Some view voluntary or passive (cessation of treatment) as wrong on the following grounds. For one, it can lead to a “slippery slope” in the medical system. If doctors began to intentionally end lives, it would undermine the Hippocratic Oath that doctors take in which they swear to do whatever it takes to continue life. Secondly, euthanasia takes away the possibility for a bright future that might occur after suffering.

Finally, these are not my views, but rather J. Gay-Williams from his essay “The Wrongfulness of Euthanasia”. You can find it online for free. Whether you agree or not, it is important to see the other side of arguments in order to help shape your own views. Hope you take the time to investigate it, it’s an interesting read.

Morgan Hensley (185) (@mghensley) 7 years, 9 months ago ago

Also, here is an outline of both Williams’ and Rachel’s (who aligns more with you) argument, very condensed.
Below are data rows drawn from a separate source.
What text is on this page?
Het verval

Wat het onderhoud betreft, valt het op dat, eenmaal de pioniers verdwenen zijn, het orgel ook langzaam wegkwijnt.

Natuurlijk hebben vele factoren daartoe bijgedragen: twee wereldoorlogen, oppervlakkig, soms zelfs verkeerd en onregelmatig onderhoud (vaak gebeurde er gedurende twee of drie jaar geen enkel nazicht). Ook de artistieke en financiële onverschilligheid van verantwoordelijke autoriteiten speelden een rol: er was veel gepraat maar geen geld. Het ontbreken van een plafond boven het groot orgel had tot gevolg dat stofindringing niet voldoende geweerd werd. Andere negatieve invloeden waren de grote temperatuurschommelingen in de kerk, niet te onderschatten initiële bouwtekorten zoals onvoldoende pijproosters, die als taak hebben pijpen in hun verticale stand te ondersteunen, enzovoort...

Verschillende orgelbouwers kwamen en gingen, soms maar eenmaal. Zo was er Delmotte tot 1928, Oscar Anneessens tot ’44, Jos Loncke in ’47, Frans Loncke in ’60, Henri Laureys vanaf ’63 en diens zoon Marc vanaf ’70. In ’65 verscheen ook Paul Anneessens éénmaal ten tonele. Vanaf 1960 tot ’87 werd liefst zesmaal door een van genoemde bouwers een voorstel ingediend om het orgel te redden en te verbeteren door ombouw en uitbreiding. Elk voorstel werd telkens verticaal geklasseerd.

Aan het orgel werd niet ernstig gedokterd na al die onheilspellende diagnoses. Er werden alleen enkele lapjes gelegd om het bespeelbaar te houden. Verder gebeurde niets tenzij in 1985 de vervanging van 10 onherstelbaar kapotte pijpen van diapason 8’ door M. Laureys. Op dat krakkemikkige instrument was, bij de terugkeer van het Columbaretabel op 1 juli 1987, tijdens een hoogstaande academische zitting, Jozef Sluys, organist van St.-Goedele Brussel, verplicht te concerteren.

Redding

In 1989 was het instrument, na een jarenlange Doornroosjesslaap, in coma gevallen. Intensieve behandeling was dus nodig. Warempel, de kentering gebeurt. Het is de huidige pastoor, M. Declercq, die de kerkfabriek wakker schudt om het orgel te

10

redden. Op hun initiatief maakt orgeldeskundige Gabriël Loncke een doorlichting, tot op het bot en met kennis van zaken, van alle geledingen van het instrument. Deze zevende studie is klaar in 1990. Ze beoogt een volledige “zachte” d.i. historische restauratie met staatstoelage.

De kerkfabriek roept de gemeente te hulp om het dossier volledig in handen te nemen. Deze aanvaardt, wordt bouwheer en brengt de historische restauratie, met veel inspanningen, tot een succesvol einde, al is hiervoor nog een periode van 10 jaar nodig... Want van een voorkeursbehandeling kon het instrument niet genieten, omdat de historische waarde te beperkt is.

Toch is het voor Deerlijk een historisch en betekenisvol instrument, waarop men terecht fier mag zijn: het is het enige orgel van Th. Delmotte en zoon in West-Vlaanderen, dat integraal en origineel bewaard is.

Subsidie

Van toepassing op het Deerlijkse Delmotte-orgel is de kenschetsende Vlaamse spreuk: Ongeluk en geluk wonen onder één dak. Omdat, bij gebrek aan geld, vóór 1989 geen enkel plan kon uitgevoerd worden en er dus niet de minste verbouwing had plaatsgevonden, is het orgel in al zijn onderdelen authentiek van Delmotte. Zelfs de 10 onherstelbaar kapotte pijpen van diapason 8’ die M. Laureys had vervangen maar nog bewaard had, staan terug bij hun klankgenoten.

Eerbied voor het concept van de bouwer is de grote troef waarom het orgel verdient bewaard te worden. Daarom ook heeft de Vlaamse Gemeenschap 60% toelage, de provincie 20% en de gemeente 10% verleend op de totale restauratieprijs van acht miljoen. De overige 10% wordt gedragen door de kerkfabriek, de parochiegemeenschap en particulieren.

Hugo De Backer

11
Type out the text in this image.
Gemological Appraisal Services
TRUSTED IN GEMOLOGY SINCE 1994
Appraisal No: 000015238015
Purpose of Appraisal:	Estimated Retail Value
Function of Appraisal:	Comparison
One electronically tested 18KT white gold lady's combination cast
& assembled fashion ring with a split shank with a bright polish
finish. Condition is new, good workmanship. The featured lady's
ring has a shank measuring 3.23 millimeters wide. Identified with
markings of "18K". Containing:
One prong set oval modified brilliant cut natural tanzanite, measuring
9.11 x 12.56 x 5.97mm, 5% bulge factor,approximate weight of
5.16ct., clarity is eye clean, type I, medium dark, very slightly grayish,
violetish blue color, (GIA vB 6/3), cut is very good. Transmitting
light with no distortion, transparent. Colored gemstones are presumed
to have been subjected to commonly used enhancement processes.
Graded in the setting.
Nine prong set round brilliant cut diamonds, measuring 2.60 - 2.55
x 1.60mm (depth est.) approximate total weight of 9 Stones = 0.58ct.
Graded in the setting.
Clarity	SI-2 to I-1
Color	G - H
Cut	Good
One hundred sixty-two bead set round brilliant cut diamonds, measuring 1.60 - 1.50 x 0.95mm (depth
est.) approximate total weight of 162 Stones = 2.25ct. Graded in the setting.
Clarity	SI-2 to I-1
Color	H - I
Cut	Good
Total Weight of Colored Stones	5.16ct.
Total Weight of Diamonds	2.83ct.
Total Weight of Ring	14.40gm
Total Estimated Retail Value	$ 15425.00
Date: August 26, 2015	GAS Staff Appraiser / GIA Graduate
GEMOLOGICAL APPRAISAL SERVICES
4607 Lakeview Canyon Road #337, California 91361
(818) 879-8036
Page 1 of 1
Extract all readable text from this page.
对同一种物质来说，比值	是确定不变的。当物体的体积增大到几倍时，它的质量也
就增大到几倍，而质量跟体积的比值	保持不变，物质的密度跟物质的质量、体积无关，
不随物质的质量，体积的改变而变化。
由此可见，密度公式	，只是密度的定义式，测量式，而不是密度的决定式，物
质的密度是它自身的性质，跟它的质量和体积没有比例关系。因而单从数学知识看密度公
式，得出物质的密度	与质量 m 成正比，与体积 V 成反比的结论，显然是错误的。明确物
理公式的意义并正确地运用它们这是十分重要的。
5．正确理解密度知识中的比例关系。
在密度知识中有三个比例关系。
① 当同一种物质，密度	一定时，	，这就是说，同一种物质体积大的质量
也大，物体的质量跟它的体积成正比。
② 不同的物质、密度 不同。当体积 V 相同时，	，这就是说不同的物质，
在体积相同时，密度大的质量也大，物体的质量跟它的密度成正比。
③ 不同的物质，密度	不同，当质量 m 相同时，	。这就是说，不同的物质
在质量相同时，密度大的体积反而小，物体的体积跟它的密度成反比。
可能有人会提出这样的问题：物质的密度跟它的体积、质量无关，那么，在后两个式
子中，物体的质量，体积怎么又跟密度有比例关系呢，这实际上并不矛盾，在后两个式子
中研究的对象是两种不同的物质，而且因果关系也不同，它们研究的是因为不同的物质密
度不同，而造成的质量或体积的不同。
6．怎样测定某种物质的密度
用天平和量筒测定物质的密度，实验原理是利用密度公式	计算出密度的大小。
MichaelO (2) (@michaelo) 7 years, 9 months ago ago

@mghensley Thank you for the outline of the text you’re talking about, it was a very interesting read. This helped me see the other side of this problem. Still, when I was reading the outline, I actually thought that most of Williams’ arguments were ridiculous; that he didn’t care for the people who wanted to stop the pain they experience(d), that he just want them to keep living even if they’re paralyzed. He talks as if he knows for sure that these people would be better off just continuing to live. He talks as if he think he knows what these people are going through – hell, he might even actually know – but he forgets one thing: they are NOT experiencing the exact same pain as himself and all people don’t handle pain the same way.

@jessicazavalaa It’s not weirder, but you’re right, it is stupid. It’s not illegal to want to die, they can’t stop you from wanting it, but it’s almost illegal TO DIE if you don’t have a good enough reason. I guess the solution to this would just be that if you want to die, just go to war….?

Does anyone have some comments on my second though/question that they’d like to share?

YHVH (462) (@spaceghost) 7 years, 9 months ago ago

I had to put my cat down last year. I asked him over and over if that’s what he wanted. Verbally, mentally, any way I could think of to make sure that’s what he wanted. I can only hope that someone would provide me with the same courtesy.

MichaelO (2) (@michaelo) 7 years, 9 months ago ago

That’s exactly my point. Why can we deny humans, who wants this, when we do it for animals who can’t even agree to what we decide?